Hinds’ predecessor, Justine Greening also reinstated her commitment to social mobility even though she resigned from Theresa May’s cabinet in January 2018. Greening has turned down the chance to work at the Department for Work and Pensions in a recent government reshuffle.
The DfE recently published an updated departmental plan following the reshuffle, it reads “Our purpose is to help create a country where there is social mobility and equality of opportunity by providing excellent education, training and care, and to help everyone reach their potential, regardless of background.”
Social mobility as stated, remains top priority for the Department for Education according to the latest education secretary Damian Hinds.
Adding to the earlier point, the DfE document states “one overarching ambition will focus on places and communities across the country that feel they have been ‘left behind’, because they have not yet seen the improvement that other parts of the country have already benefited from”.
Mentioned in to the published file is Greening’s social mobility plan from her tenure. In his time as a backbench MP, Hinds was chair of the All-Party Parliamentary Group of Social Mobility. Six years ago, the group published a report called ‘Seven Key Truths about Social Mobility’.

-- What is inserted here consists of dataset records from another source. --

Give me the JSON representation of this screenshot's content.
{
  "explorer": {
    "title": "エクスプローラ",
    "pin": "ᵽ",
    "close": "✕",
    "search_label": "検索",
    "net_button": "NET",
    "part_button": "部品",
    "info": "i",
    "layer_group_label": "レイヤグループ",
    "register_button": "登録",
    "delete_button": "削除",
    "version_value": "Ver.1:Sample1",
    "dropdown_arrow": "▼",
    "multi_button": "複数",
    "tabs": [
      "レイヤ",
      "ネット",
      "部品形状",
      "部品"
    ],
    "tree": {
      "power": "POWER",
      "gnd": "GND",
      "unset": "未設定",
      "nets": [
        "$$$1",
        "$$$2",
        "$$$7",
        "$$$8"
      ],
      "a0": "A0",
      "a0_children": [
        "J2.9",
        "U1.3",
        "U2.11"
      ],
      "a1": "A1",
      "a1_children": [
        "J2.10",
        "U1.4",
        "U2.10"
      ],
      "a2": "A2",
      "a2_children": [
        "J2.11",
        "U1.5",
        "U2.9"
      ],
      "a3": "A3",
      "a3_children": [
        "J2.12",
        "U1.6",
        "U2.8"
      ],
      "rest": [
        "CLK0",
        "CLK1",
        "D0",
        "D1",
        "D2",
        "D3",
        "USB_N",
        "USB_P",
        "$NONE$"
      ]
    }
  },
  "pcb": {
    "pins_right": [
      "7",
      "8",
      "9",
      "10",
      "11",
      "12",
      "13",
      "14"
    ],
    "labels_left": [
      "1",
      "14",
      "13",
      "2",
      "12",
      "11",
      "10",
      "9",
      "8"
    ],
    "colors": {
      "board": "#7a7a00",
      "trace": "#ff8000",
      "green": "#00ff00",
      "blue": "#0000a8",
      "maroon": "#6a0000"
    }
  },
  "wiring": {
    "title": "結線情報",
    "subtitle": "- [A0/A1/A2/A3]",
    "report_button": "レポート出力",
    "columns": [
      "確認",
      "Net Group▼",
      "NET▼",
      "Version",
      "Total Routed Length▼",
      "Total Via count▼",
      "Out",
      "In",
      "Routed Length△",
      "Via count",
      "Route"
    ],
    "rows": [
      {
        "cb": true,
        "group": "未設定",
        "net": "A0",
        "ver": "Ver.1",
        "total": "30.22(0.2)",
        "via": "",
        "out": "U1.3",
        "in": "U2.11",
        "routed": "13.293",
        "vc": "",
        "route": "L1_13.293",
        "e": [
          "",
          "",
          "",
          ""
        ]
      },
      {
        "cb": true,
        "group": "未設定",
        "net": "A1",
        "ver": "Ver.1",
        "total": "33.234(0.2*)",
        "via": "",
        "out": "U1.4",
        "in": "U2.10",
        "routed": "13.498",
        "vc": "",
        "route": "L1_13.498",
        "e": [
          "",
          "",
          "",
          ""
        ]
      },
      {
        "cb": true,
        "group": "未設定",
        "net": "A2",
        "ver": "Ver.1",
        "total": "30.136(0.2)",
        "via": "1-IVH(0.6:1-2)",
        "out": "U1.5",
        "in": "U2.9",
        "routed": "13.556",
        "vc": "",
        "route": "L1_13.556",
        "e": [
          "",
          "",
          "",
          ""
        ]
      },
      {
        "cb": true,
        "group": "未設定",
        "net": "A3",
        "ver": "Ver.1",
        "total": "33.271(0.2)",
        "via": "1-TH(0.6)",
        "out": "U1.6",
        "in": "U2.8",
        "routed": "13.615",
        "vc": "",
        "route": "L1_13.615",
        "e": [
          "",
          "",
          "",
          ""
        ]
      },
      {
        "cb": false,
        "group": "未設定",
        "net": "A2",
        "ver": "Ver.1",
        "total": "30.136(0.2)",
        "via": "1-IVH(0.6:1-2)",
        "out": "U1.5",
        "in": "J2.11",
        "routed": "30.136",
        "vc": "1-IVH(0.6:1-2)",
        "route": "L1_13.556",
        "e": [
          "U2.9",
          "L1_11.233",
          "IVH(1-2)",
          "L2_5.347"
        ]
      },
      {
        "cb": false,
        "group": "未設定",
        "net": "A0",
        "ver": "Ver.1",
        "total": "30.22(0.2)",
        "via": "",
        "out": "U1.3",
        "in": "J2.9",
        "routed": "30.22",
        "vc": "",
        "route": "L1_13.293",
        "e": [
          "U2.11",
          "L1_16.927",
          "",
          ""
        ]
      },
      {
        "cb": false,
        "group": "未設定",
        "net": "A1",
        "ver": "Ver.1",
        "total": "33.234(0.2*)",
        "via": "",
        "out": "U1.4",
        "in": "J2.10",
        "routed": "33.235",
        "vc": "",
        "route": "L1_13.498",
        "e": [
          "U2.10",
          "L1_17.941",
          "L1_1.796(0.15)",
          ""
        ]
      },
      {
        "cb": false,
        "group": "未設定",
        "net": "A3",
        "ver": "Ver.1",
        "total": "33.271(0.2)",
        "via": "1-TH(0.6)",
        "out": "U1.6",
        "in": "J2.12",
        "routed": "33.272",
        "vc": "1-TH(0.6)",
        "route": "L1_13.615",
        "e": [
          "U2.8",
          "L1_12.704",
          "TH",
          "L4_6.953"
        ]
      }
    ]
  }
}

In the report, it was stated that the greatest point for social mobility leverage is between the ages of 0-3 years and more importantly, what happens in home life during that period. It does also say that “you can also break the cycle through education”.
It argues that the most controllable factor was the quality of teaching and the policy challenge as “focus first on quality of teachers and teaching”. It also stressed that levelling out the playing field for out-of-school opportunities was also vital.